Altogether their questions produced a picture of an ideal neighbor and employee. So what did he find so disturbing about that? Maybe just that. People who kept a profile low to the point of invisibility felt suspicious. Even granting differences between professional images and private lives, he could not quite reconcile such a life-style with the sexy, coolly sophisticated young woman from the Barbary Now. The maiden is powerful, I Ching said. One should not marry such a maiden.
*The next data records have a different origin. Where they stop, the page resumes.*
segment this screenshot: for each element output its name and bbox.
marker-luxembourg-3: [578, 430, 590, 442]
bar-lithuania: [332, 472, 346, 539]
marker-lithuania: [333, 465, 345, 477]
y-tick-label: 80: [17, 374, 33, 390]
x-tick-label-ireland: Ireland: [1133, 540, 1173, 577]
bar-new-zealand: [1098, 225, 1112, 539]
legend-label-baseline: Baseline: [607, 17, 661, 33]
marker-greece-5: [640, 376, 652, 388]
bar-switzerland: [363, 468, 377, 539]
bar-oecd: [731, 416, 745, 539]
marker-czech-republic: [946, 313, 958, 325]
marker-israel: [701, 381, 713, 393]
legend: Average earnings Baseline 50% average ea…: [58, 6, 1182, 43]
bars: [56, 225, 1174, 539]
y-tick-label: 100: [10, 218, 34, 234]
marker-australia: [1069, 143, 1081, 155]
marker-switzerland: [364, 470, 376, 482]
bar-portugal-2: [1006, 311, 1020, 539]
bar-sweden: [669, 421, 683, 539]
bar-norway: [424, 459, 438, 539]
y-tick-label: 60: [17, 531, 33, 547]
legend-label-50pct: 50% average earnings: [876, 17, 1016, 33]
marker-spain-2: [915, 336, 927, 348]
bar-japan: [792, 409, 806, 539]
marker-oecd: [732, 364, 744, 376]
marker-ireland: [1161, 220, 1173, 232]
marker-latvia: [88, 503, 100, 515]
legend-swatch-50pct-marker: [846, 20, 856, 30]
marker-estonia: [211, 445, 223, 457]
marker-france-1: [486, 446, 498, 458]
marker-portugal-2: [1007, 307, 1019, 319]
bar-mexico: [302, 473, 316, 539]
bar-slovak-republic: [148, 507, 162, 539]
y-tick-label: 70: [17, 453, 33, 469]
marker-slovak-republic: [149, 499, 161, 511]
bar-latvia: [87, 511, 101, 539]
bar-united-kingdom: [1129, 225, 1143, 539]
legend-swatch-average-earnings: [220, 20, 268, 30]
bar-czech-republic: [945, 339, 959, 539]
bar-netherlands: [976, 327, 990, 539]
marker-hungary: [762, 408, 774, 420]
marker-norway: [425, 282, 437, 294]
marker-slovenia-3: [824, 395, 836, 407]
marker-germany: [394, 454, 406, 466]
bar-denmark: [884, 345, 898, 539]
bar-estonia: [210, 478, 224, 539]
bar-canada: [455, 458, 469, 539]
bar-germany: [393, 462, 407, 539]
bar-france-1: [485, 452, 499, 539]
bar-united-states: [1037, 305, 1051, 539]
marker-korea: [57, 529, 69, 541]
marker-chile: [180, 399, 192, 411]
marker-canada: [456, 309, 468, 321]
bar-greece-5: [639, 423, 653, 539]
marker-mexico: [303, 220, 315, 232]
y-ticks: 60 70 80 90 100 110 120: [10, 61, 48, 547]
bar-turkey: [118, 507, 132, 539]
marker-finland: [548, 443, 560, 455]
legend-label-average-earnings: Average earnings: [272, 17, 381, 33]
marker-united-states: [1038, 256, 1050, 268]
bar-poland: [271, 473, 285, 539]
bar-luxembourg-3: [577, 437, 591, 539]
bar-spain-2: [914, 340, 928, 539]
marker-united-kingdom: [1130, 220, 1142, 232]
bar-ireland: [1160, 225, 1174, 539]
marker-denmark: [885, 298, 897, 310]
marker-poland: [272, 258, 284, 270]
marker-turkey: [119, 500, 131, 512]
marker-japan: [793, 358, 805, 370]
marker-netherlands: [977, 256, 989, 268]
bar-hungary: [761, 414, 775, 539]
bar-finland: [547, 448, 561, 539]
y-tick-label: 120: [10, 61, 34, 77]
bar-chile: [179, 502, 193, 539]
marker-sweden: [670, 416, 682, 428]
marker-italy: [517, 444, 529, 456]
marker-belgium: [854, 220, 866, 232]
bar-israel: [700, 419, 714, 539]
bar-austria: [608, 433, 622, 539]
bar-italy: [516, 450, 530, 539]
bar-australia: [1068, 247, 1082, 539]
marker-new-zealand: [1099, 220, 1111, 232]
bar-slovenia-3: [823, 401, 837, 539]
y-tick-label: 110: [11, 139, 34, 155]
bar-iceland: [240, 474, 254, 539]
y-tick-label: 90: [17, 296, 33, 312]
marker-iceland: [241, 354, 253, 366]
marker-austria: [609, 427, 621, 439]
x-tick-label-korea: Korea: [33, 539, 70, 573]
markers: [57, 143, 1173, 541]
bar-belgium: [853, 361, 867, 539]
Beware of that which seems weak and innocent.

Yet, he could not picture her threading a needle into Mossman’s jugular, either…not with his present knowledge of her.

“I need to know more,” he said aloud into the darkness.

The midchannel Golden Gate diaphone sounded out of the fog in its bellow-and-grunt voice, as though replying to his remark.

He would talk to her landlord, he decided, lying back in bed, and then to more of the Barbary Now personnel. He would see if all their opinions matched the ones he had already heard.

That decided, he lay relaxed, listening to the hooting and bellowing of the foghorns reverberate through the night. The rhythmic chorus lulled him to sleep.

6

The woman inside the protective grille across the doorway wore a bathrobe and slippers. She blinked through the grille at Garreth’s identification. “Police? This early?”

“I’m sorry about the hour, Mrs. Armour, but I need to ask a few questions about a tenant of yours.” He himself had been up for hours, finding out who owned the house where Lane Barber lived.